In 1973, Price was instrumental in bringing Stanislav Grof to Esalen in the capacity of Scholar in Residence. Grof was interested in the enhancement of human potentials through the induction of non-ordinary states of consciousness. He had conducted research with LSD at the Psychiatric Research Center in Prague, followed by similar research at Johns Hopkins University and the Maryland Psychiatric Research Center. At Esalen, Price encouraged Grof to develop the therapeutic technique of Holotropic Breathwork, which functioned as a substitute for psychedelic drugs.

=== Gestalt practice ===

In 1964, Fritz Perls, the psychiatrist who developed Gestalt therapy, arrived at Esalen. During Perls' time at Esalen, Price became one of his primary students. He was also influenced by the work of Wilhelm Reich, who had been Perls' analyst. Price worked with Perls for approximately four years, from 1966 to 1970. During this period Price experienced a second brief manic break, arising from the unresolved trauma of his commitment. Perls declared this episode fully resolved and then told Price that it was time for him to start teaching Gestalt on his own.

During the time that Price ran Esalen, he educated himself widely in Western psychology and Eastern religions, including Buddhism and Taoism. He drew from the work of many teachers who came to Esalen over the years. Gestalt practice provided a humane approach that pulled together all these strands of ancient and modern knowledge into a coherent technique, similar to shamanistic methods of healing. This practice allowed Price to work with other people as real people, not as objects that needed to be "fixed" in some way. Throughout the 1970s and early 1980s, Price continued practicing, modifying, and teaching Gestalt at Esalen.
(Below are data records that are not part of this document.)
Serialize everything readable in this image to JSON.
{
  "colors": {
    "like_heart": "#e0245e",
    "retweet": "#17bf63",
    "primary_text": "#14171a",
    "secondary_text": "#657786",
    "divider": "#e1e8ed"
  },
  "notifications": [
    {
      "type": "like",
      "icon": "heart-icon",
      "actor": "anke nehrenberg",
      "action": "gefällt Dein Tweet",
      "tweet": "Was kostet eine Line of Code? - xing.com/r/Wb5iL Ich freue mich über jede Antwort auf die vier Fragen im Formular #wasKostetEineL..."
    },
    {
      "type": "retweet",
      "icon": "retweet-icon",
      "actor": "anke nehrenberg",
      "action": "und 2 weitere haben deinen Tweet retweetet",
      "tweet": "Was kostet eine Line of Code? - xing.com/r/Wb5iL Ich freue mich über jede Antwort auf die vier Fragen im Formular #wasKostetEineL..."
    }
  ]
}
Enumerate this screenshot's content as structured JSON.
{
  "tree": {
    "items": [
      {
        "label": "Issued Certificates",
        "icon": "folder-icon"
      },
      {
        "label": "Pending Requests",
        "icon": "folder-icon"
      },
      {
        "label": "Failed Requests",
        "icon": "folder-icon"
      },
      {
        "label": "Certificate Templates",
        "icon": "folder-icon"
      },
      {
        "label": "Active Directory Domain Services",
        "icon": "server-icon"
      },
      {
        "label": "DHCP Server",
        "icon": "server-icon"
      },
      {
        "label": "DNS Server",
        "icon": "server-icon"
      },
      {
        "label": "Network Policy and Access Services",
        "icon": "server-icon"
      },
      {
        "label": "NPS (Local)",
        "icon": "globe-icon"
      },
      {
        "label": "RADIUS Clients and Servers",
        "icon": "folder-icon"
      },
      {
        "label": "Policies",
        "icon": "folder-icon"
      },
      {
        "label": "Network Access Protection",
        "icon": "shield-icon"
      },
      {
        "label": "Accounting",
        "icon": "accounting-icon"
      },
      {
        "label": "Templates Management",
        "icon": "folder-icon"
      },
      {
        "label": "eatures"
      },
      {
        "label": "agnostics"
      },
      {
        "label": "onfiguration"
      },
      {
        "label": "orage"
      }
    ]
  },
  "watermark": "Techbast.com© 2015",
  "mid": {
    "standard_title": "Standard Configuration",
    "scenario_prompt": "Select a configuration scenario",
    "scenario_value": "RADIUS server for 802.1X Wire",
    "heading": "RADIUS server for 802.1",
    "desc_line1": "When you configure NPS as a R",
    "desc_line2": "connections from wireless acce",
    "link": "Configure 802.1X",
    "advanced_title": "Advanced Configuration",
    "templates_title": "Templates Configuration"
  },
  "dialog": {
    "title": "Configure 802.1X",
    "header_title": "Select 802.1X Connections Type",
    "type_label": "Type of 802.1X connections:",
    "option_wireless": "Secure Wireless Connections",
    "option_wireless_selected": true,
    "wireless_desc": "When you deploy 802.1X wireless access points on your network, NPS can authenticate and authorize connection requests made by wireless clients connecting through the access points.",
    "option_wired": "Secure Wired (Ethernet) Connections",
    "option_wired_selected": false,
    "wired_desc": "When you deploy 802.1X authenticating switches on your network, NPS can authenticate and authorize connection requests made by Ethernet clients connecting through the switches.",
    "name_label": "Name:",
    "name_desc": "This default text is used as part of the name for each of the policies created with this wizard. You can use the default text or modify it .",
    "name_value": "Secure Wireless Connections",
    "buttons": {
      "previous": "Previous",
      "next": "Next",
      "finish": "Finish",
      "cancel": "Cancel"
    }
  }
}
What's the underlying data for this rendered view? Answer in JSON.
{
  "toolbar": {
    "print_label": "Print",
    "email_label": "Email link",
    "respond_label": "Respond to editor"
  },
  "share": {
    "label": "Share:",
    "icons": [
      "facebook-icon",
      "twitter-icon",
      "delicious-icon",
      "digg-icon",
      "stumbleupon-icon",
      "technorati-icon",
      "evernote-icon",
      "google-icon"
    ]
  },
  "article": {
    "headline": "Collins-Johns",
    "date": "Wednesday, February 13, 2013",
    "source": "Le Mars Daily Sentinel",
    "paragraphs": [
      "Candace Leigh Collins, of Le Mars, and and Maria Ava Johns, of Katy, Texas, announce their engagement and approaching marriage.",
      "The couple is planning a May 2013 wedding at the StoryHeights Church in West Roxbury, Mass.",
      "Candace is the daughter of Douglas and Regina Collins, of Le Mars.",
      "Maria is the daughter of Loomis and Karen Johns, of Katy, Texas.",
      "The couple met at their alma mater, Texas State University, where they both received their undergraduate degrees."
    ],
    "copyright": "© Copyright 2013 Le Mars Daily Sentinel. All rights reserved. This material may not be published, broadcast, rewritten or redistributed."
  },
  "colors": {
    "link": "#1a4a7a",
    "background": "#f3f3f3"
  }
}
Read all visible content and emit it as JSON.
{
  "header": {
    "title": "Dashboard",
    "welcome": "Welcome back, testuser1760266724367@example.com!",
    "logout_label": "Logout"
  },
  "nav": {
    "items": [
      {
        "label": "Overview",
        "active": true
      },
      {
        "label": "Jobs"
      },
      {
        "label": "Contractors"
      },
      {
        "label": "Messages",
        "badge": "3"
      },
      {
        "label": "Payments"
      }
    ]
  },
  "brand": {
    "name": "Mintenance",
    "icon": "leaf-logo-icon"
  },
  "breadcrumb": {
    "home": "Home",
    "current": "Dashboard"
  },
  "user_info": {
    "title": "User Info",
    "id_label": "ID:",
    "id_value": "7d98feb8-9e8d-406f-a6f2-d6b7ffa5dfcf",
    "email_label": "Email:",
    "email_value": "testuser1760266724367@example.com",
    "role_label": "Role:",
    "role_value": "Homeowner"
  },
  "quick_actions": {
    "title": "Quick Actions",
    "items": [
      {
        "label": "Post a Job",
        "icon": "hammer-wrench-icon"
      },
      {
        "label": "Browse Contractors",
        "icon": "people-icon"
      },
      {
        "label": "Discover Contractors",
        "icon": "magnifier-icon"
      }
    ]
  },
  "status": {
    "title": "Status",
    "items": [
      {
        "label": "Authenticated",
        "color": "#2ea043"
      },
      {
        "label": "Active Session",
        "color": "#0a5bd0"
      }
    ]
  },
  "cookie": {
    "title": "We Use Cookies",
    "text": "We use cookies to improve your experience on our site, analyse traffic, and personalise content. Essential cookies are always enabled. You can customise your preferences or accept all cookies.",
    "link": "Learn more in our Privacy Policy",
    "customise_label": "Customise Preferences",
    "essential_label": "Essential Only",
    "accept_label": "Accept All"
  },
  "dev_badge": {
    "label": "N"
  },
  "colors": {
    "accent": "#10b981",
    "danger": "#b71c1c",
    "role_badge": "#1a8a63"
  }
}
Price died in a hiking accident on November 25, 1985, when he was struck by a falling boulder. The method of Gestalt practice that Dick Price developed remains one of his most important achievements.

=== Hiking practice ===
Price would frequently hike the trails of the Santa Lucia Range, both for pleasure and for relief from the pressures of running Esalen Institute. This became a part of his process. Hiking was often a solitary practice for him, although he regularly took other people along. Sometimes he worked with them while hiking, doing Gestalt sessions that would turn out to be quite moving.

Steven Harper was one of Price's close friends and hiking partners at Esalen. Harper became a permanent resident of Big Sur and a leader of wilderness process groups at Esalen. After Price's death, Harper was also able to secure the official naming of two geographic features for Price. A very prominent ridge behind Esalen is now called Price Ridge, and a trail is named Price-Gagarin Trail after Price and his friend Andrew Gagarin.

== Legacy ==
In the time since his death, Price's work has remained influential. Along with his role in founding and guiding Esalen Institute, he influenced many people's lives with his work in Gestalt practice groups.

In 2013, during a period of management changes, Christine Stewart Price, the widow of Dick Price, decided to withdraw from teaching at Esalen Institute. She founded an organization named Tribal Ground Circle to continue Dick Price's work.